Well, in “Brain-in-a-vat” scenario there is an external world that includes at least the vat. And in scenario of Descartes there is an external world that includes at least someone that does the deceiving. After all, assertions “External world does not exist.” or even “We cannot know if external world exists.” are much stronger than mere “External world is mostly unknowable.”.
 
As a solipsist myself, and specifically a soft solipsist, which is the position that your friend appears to be advocating, perhaps I can offer a helpful perspective. First off, there’s simply no way to refute the solipsistic argument.
As you can see, some ways have been proposed. 🙂

You already discussed some (and effectively endorsed the Pascal’s wager), but some others are left.
There’s no way that you can ever know if anything exists outside of your own mind. It’s the inescapable dilemma of the conscious mind. It can never gain a perspective outside of itself. It can never be sure of what’s real.
So, how do you know that? You cannot claim that it is “obvious”, as you think you cannot know something that looks far more obvious - existence of external world. Thus you need an actual argument. And it will have to be quite an argument…

For example, it will not be enough to show that ontological argument is wrong (as if it is not, adding some arguments for “I am not God.”, we’ll prove existence of external world that includes at least God). You will have to show that no similar argument can possibly work. And, of course, you cannot show that using what is supposed to be your conclusion (“There’s no way that you can ever know if anything exists outside of your own mind.” and the like).
 
Actually, that looks reasonably good. It is definitely not circular. No premise seems to depend on the conclusion and it looks like she didn’t actually argue otherwise. However, she could try to question premise 2.
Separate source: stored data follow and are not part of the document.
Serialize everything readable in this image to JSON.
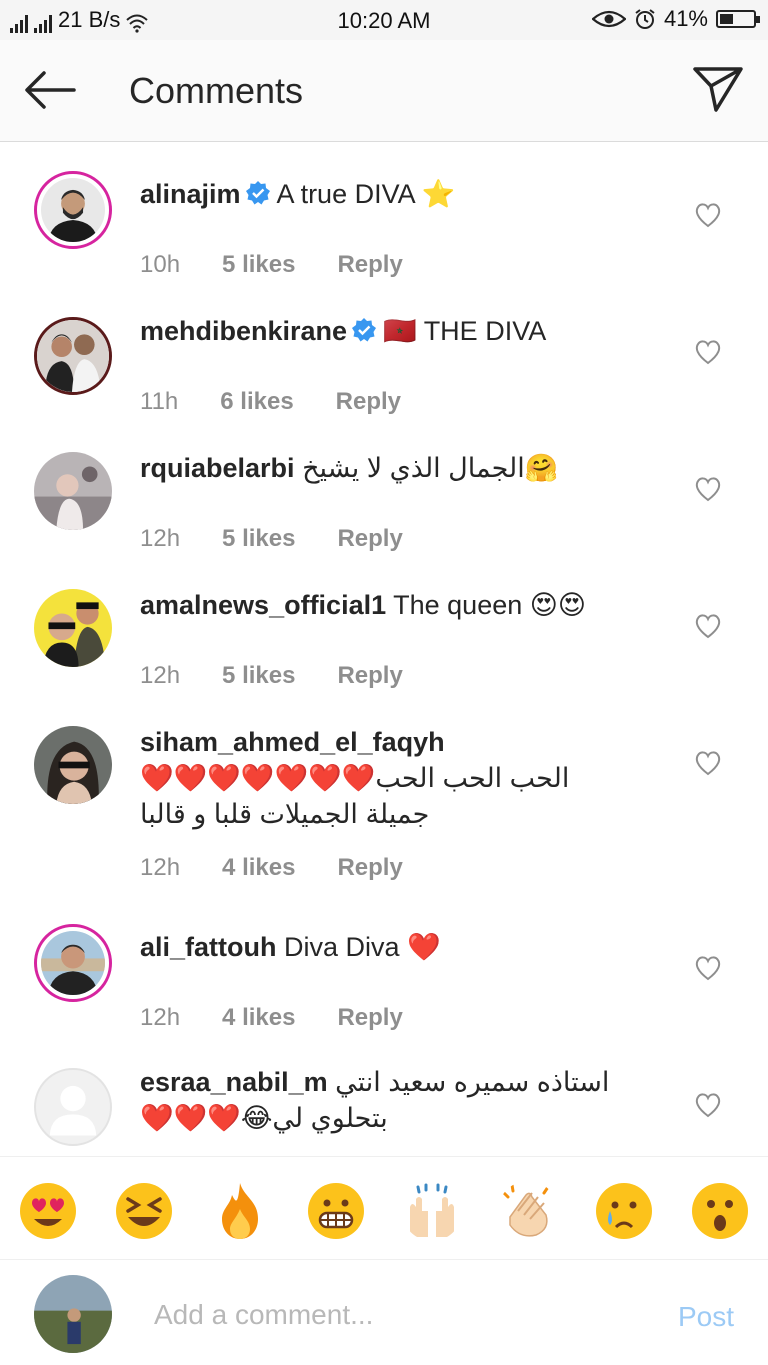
{
  "status_bar": {
    "speed": "21 B/s",
    "time": "10:20 AM",
    "battery_percent": "41%",
    "battery_level": 0.41
  },
  "header": {
    "title": "Comments",
    "back_icon": "arrow-left-icon",
    "share_icon": "paper-plane-icon"
  },
  "comments": [
    {
      "user": "alinajim",
      "verified": true,
      "text": "A true DIVA ⭐",
      "time": "10h",
      "likes": "5 likes",
      "reply": "Reply",
      "story_ring": true
    },
    {
      "user": "mehdibenkirane",
      "verified": true,
      "text": "🇲🇦 THE DIVA",
      "time": "11h",
      "likes": "6 likes",
      "reply": "Reply",
      "story_ring": false
    },
    {
      "user": "rquiabelarbi",
      "verified": false,
      "text": "الجمال الذي لا يشيخ🤗",
      "time": "12h",
      "likes": "5 likes",
      "reply": "Reply",
      "story_ring": false
    },
    {
      "user": "amalnews_official1",
      "verified": false,
      "text": "The queen 😍😍",
      "time": "12h",
      "likes": "5 likes",
      "reply": "Reply",
      "story_ring": false
    },
    {
      "user": "siham_ahmed_el_faqyh",
      "verified": false,
      "text_line1": "الحب الحب الحب❤️❤️❤️❤️❤️❤️❤️",
      "text_line2": "جميلة الجميلات قلبا و قالبا",
      "time": "12h",
      "likes": "4 likes",
      "reply": "Reply",
      "story_ring": false
    },
    {
      "user": "ali_fattouh",
      "verified": false,
      "text": "Diva Diva ❤️",
      "time": "12h",
      "likes": "4 likes",
      "reply": "Reply",
      "story_ring": true
    },
    {
      "user": "esraa_nabil_m",
      "verified": false,
      "text_line1": "استاذه سميره سعيد انتي",
      "text_line2": "بتحلوي لي😂❤️❤️❤️",
      "story_ring": false
    }
  ],
  "quick_emojis": [
    "😍",
    "😆",
    "🔥",
    "😁",
    "🙌",
    "👏",
    "😢",
    "😮"
  ],
  "composer": {
    "placeholder": "Add a comment...",
    "post_label": "Post"
  }
}
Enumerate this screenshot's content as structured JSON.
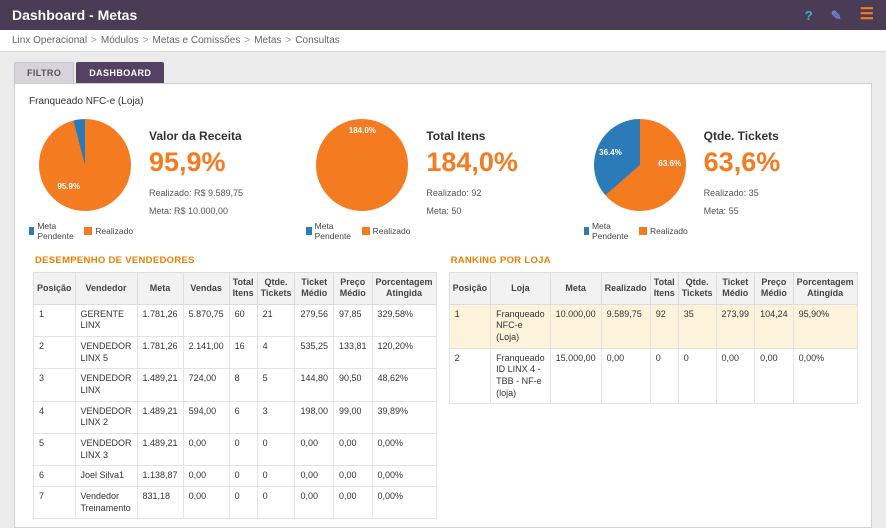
{
  "header": {
    "title": "Dashboard - Metas",
    "icons": {
      "help": "?",
      "edit": "✎",
      "menu": "☰"
    }
  },
  "breadcrumb": {
    "items": [
      "Linx Operacional",
      "Módulos",
      "Metas e Comissões",
      "Metas",
      "Consultas"
    ],
    "separator": ">"
  },
  "tabs": [
    {
      "label": "FILTRO",
      "active": false
    },
    {
      "label": "DASHBOARD",
      "active": true
    }
  ],
  "store_label": "Franqueado NFC-e (Loja)",
  "colors": {
    "meta_pendente": "#2b7bb9",
    "realizado": "#f47b20",
    "accent_orange": "#ef7d00",
    "header_purple": "#493c54",
    "tab_active": "#544164",
    "highlight_row": "#fcf3da"
  },
  "chart_data": [
    {
      "type": "pie",
      "title": "Valor da Receita",
      "big_value": "95,9%",
      "slices": [
        {
          "name": "Realizado",
          "value": 95.9,
          "color": "#f47b20"
        },
        {
          "name": "Meta Pendente",
          "value": 4.1,
          "color": "#2b7bb9"
        }
      ],
      "inner_labels": [
        {
          "text": "95.9%"
        }
      ],
      "realizado_line": "Realizado: R$ 9.589,75",
      "meta_line": "Meta: R$ 10.000,00",
      "legend": [
        "Meta Pendente",
        "Realizado"
      ]
    },
    {
      "type": "pie",
      "title": "Total Itens",
      "big_value": "184,0%",
      "slices": [
        {
          "name": "Realizado",
          "value": 100,
          "color": "#f47b20"
        }
      ],
      "inner_labels": [
        {
          "text": "184.0%"
        }
      ],
      "realizado_line": "Realizado: 92",
      "meta_line": "Meta: 50",
      "legend": [
        "Meta Pendente",
        "Realizado"
      ]
    },
    {
      "type": "pie",
      "title": "Qtde. Tickets",
      "big_value": "63,6%",
      "slices": [
        {
          "name": "Realizado",
          "value": 63.6,
          "color": "#f47b20"
        },
        {
          "name": "Meta Pendente",
          "value": 36.4,
          "color": "#2b7bb9"
        }
      ],
      "inner_labels": [
        {
          "text": "36.4%"
        },
        {
          "text": "63.6%"
        }
      ],
      "realizado_line": "Realizado: 35",
      "meta_line": "Meta: 55",
      "legend": [
        "Meta Pendente",
        "Realizado"
      ]
    }
  ],
  "tables": {
    "vendedores": {
      "title": "DESEMPENHO DE VENDEDORES",
      "headers": [
        "Posição",
        "Vendedor",
        "Meta",
        "Vendas",
        "Total Itens",
        "Qtde. Tickets",
        "Ticket Médio",
        "Preço Médio",
        "Porcentagem Atingida"
      ],
      "rows": [
        [
          "1",
          "GERENTE LINX",
          "1.781,26",
          "5.870,75",
          "60",
          "21",
          "279,56",
          "97,85",
          "329,58%"
        ],
        [
          "2",
          "VENDEDOR LINX 5",
          "1.781,26",
          "2.141,00",
          "16",
          "4",
          "535,25",
          "133,81",
          "120,20%"
        ],
        [
          "3",
          "VENDEDOR LINX",
          "1.489,21",
          "724,00",
          "8",
          "5",
          "144,80",
          "90,50",
          "48,62%"
        ],
        [
          "4",
          "VENDEDOR LINX 2",
          "1.489,21",
          "594,00",
          "6",
          "3",
          "198,00",
          "99,00",
          "39,89%"
        ],
        [
          "5",
          "VENDEDOR LINX 3",
          "1.489,21",
          "0,00",
          "0",
          "0",
          "0,00",
          "0,00",
          "0,00%"
        ],
        [
          "6",
          "Joel Silva1",
          "1.138,87",
          "0,00",
          "0",
          "0",
          "0,00",
          "0,00",
          "0,00%"
        ],
        [
          "7",
          "Vendedor Treinamento",
          "831,18",
          "0,00",
          "0",
          "0",
          "0,00",
          "0,00",
          "0,00%"
        ]
      ],
      "highlight_row": -1
    },
    "ranking": {
      "title": "RANKING POR LOJA",
      "headers": [
        "Posição",
        "Loja",
        "Meta",
        "Realizado",
        "Total Itens",
        "Qtde. Tickets",
        "Ticket Médio",
        "Preço Médio",
        "Porcentagem Atingida"
      ],
      "rows": [
        [
          "1",
          "Franqueado NFC-e (Loja)",
          "10.000,00",
          "9.589,75",
          "92",
          "35",
          "273,99",
          "104,24",
          "95,90%"
        ],
        [
          "2",
          "Franqueado ID LINX 4 - TBB - NF-e (loja)",
          "15.000,00",
          "0,00",
          "0",
          "0",
          "0,00",
          "0,00",
          "0,00%"
        ]
      ],
      "highlight_row": 0
    }
  }
}
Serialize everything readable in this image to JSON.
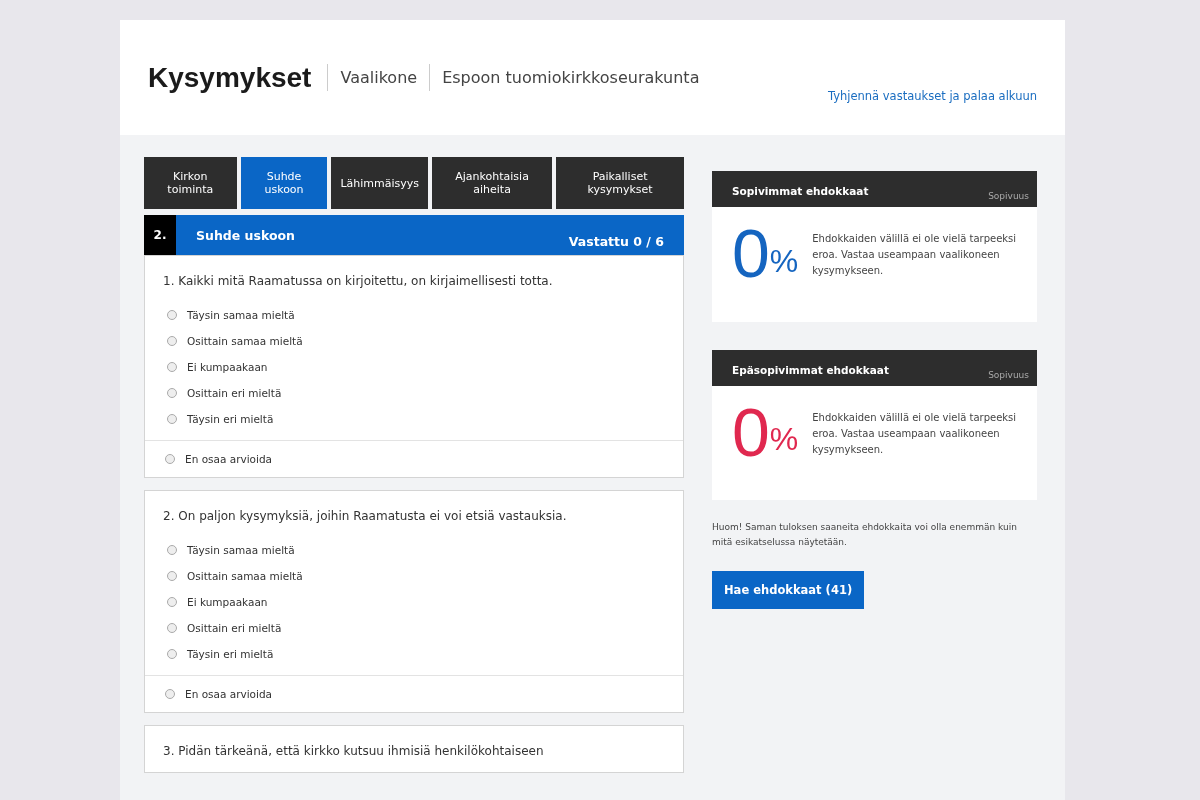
{
  "header": {
    "title": "Kysymykset",
    "crumbs": [
      "Vaalikone",
      "Espoon tuomiokirkkoseurakunta"
    ],
    "reset_link": "Tyhjennä vastaukset ja palaa alkuun"
  },
  "tabs": [
    {
      "label": "Kirkon toiminta",
      "selected": false
    },
    {
      "label": "Suhde uskoon",
      "selected": true
    },
    {
      "label": "Lähimmäisyys",
      "selected": false
    },
    {
      "label": "Ajankohtaisia aiheita",
      "selected": false
    },
    {
      "label": "Paikalliset kysymykset",
      "selected": false
    }
  ],
  "section": {
    "number": "2.",
    "title": "Suhde uskoon",
    "progress": "Vastattu 0 / 6"
  },
  "questions": [
    {
      "text": "1. Kaikki mitä Raamatussa on kirjoitettu, on kirjaimellisesti totta.",
      "options": [
        {
          "label": "Täysin samaa mieltä",
          "selected": false
        },
        {
          "label": "Osittain samaa mieltä",
          "selected": false
        },
        {
          "label": "Ei kumpaakaan",
          "selected": false
        },
        {
          "label": "Osittain eri mieltä",
          "selected": false
        },
        {
          "label": "Täysin eri mieltä",
          "selected": false
        }
      ],
      "skip": {
        "label": "En osaa arvioida",
        "selected": false
      }
    },
    {
      "text": "2. On paljon kysymyksiä, joihin Raamatusta ei voi etsiä vastauksia.",
      "options": [
        {
          "label": "Täysin samaa mieltä",
          "selected": false
        },
        {
          "label": "Osittain samaa mieltä",
          "selected": false
        },
        {
          "label": "Ei kumpaakaan",
          "selected": false
        },
        {
          "label": "Osittain eri mieltä",
          "selected": false
        },
        {
          "label": "Täysin eri mieltä",
          "selected": false
        }
      ],
      "skip": {
        "label": "En osaa arvioida",
        "selected": false
      }
    },
    {
      "text": "3. Pidän tärkeänä, että kirkko kutsuu ihmisiä henkilökohtaiseen"
    }
  ],
  "matches": [
    {
      "title": "Sopivimmat ehdokkaat",
      "column": "Sopivuus",
      "value": "0",
      "unit": "%",
      "color": "#1565c0",
      "message": "Ehdokkaiden välillä ei ole vielä tarpeeksi eroa. Vastaa useampaan vaalikoneen kysymykseen."
    },
    {
      "title": "Epäsopivimmat ehdokkaat",
      "column": "Sopivuus",
      "value": "0",
      "unit": "%",
      "color": "#e0284f",
      "message": "Ehdokkaiden välillä ei ole vielä tarpeeksi eroa. Vastaa useampaan vaalikoneen kysymykseen."
    }
  ],
  "note": "Huom! Saman tuloksen saaneita ehdokkaita voi olla enemmän kuin mitä esikatselussa näytetään.",
  "search_button": "Hae ehdokkaat (41)"
}
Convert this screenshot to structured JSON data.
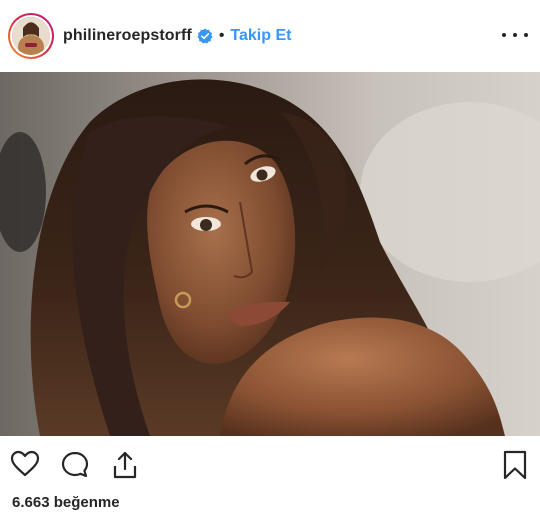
{
  "header": {
    "username": "philineroepstorff",
    "separator": "•",
    "follow_label": "Takip Et"
  },
  "icons": {
    "like": "heart-outline-icon",
    "comment": "comment-bubble-icon",
    "share": "share-upload-icon",
    "save": "bookmark-icon",
    "more": "more-horizontal-icon",
    "verified": "verified-badge-icon"
  },
  "colors": {
    "follow_blue": "#3897f0",
    "verified_blue": "#3897f0",
    "text": "#262626"
  },
  "stats": {
    "likes_label": "6.663 beğenme"
  }
}
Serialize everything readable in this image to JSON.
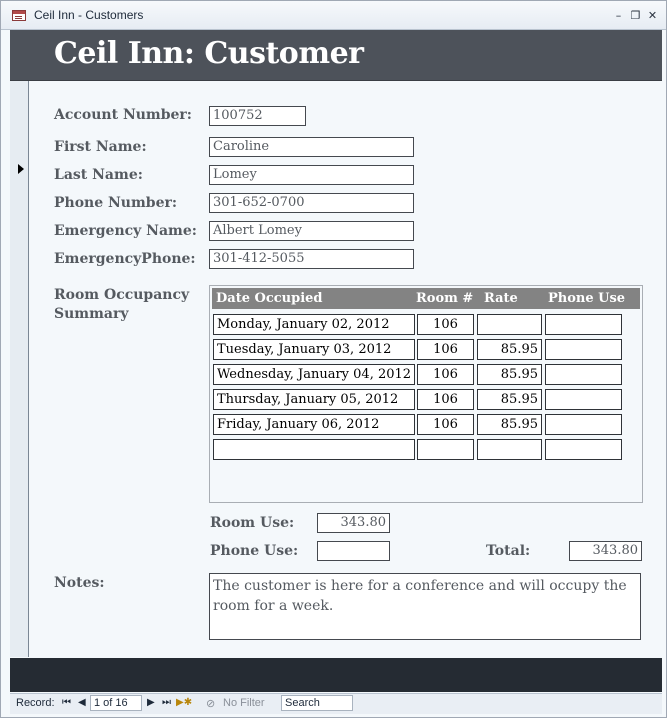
{
  "window": {
    "title": "Ceil Inn - Customers",
    "minimize_label": "–",
    "restore_label": "❐",
    "close_label": "✕"
  },
  "form": {
    "header_title": "Ceil Inn: Customer",
    "record_selector_glyph": "▶"
  },
  "fields": {
    "account_number": {
      "label": "Account Number:",
      "value": "100752"
    },
    "first_name": {
      "label": "First Name:",
      "value": "Caroline"
    },
    "last_name": {
      "label": "Last Name:",
      "value": "Lomey"
    },
    "phone_number": {
      "label": "Phone Number:",
      "value": "301-652-0700"
    },
    "emergency_name": {
      "label": "Emergency Name:",
      "value": "Albert Lomey"
    },
    "emergency_phone": {
      "label": "EmergencyPhone:",
      "value": "301-412-5055"
    }
  },
  "occupancy": {
    "label_line1": "Room Occupancy",
    "label_line2": "Summary",
    "headers": {
      "date": "Date Occupied",
      "room": "Room #",
      "rate": "Rate",
      "phone": "Phone Use"
    },
    "rows": [
      {
        "date": "Monday, January 02, 2012",
        "room": "106",
        "rate": "",
        "phone": ""
      },
      {
        "date": "Tuesday, January 03, 2012",
        "room": "106",
        "rate": "85.95",
        "phone": ""
      },
      {
        "date": "Wednesday, January 04, 2012",
        "room": "106",
        "rate": "85.95",
        "phone": ""
      },
      {
        "date": "Thursday, January 05, 2012",
        "room": "106",
        "rate": "85.95",
        "phone": ""
      },
      {
        "date": "Friday, January 06, 2012",
        "room": "106",
        "rate": "85.95",
        "phone": ""
      },
      {
        "date": "",
        "room": "",
        "rate": "",
        "phone": ""
      }
    ]
  },
  "totals": {
    "room_use_label": "Room Use:",
    "room_use_value": "343.80",
    "phone_use_label": "Phone Use:",
    "phone_use_value": "",
    "total_label": "Total:",
    "total_value": "343.80"
  },
  "notes": {
    "label": "Notes:",
    "value": "The customer is here for a conference and will occupy the room for a week."
  },
  "navigation": {
    "record_label": "Record:",
    "first_glyph": "⏮",
    "prev_glyph": "◀",
    "position": "1 of 16",
    "next_glyph": "▶",
    "last_glyph": "⏭",
    "new_glyph": "▶✱",
    "filter_label": "No Filter",
    "search_placeholder": "Search"
  }
}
Well, in “Brain-in-a-vat” scenario there is an external world that includes at least the vat. And in scenario of Descartes there is an external world that includes at least someone that does the deceiving. After all, assertions “External world does not exist.” or even “We cannot know if external world exists.” are much stronger than mere “External world is mostly unknowable.”.
What objections would you use against such an argument? Maybe I can modify it to make it more convincing.
 
What objections would you use against such an argument? Maybe I can modify it to make it more convincing.
Well, I don’t think I would use any objections. 🙂 But the weakest part is the second premise and it might be possible to say something like “Perhaps you just have a better imagination than you think?” or something. That is not a very strong objection, as it is hard to think of any alternative explanation, but one should be ready for it.